Like Michael Scott starting a sentence, sometimes it looks like Governor Stitt starts a policy and doesn’t even know where it’s going. Back in April, Stitt and his government implemented the “Open Up and Recover Safely (OURS) Plan,” which was supposed to look like this:
However, if his plan actually matched up with the state’s actions, the four intentions would really be:
- Based on presidential modeling and ignoring public health experts.
- Intended to ignore the fact of resurgence.
- Intended to sacrifice Oklahoma’s most vulnerable citizens for the benefit of the economy.
- Intended for the Governor to use to pretend like he’s actually doing his job.
The plan implemented a phased system of reopening the state for commerce and gatherings. Being that we are officially six months into the OURS Plan, we thought it would be a great idea to look back and reflect on how the state faired in each of the three phases. Let’s start with Phase 1…
Phase 1 of the OURS Plan: April 24th to May 15th
As of April 24th, Oklahoma had 3,121 cases of COVID-19 with a 7-day rolling average of 76.4 new cases per day. In phase 1, personal care facilities, such as spas and salons, as well as entertainment venues, including restaurants, theaters, and gyms, were allowed to reopen. Churches were also allowed to open at this time. Social distancing, shelter-in-place for vulnerable Oklahomans, and masks were all encouraged, but nothing was ever mandated by the Governor’s office. At this point, In the 3 weeks of phase 1, cases of COVID-19 rose by nearly 2,000 and we lost 91 Oklahomans to the virus. But if it was safe enough for Mrs. Stitt to visit Target with no mask and shoes that were way too small, the curve was flat enough to continue with phase 2.
Phase 2 of the OURS Plan: May 15th to June 1st
As of May 15th, Oklahoma had 5,086 cases of COVID-19 with a rolling average of 87.1 new cases per day. In this phase, bars reopened with proper social distancing standards and large gatherings such as sporting events and weddings, were allowed to take place. Again, social distancing, shelter-in-place for vulnerable Oklahomans, and masks were all encouraged, but nothing was ever mandated by the Governor’s office. During this time, COVID-19 cases rose by only 1,487 cases. In Stitt’s defense, the curve was looking pretty flat at this time, though it wasn’t necessarily decreasing. Which makes no damn sense as to why we moved on to phase 3.
Phase 3 of the OURS Plan: June 1st and Beyond
As of June 1st, Oklahoma had 6,573 cases of COVID-19, with a rolling average of 75.3 new cases per day. In this final phase, businesses were able to resume the day-to-day grind with unrestricted staffing protocols.

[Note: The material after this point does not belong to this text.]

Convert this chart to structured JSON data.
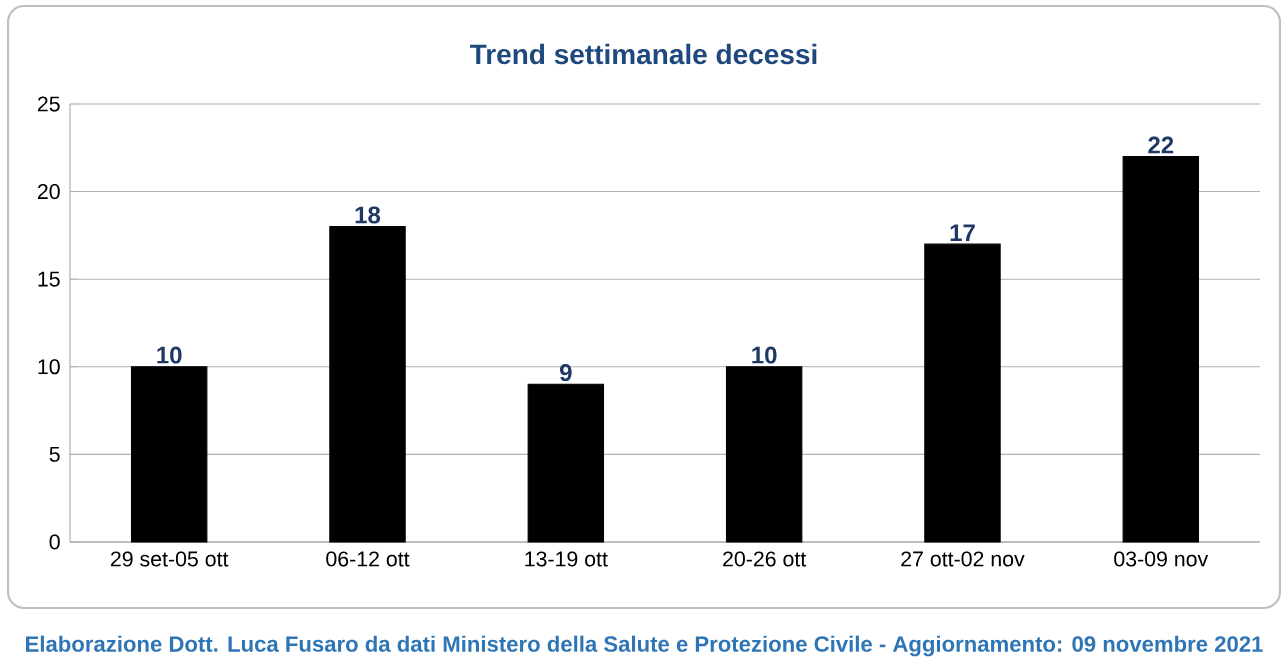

Within 30 days of phase 3 opening up, cases of COVID-19 in Oklahoma more than doubled to 14,112 cases and the rolling average increased to 490.1 new cases per day. You would think at this point the Governor would decide to roll back on reopening, like he seemed to insinuate the state was prepared to do. But I guess Stitt had to make sure the state was open enough to host President Trump’s campaign rally.
As of Saturday, Oklahoma has had 136,258 cases with a rolling daily average of now over 2,000. Our hospitals are overflowing and last month we had exactly zero ICU beds available in the metro at one point. Oklahoma is currently 4th in the nation for COVID-related hospitalizations per 100,000 people and we lost over 300 Oklahoma lives to COVID-19 last month alone. The OURS Plan stated that before moving to a new phase or to keep from rolling back, hospitalizations will be at a manageable level. At this point, the OURS Plan seems to keep hospitalizations manageable by allowing Oklahomans to die.
Refusing to implement any statewide mask or shelter-in-place mandates has not only led to the White House Coronavirus Task Force to call us out multiple times, but also, I don’t know, might have contributed to the loss of over 1,200 Oklahomans who have died from the virus since phase 1 of reopening. For a guy who encourages Oklahomans to take “personal responsibility” for stopping the spread of COVID-19, Stitt hasn’t taken much personal responsibility as governor to implement any worthwhile response to the pandemic.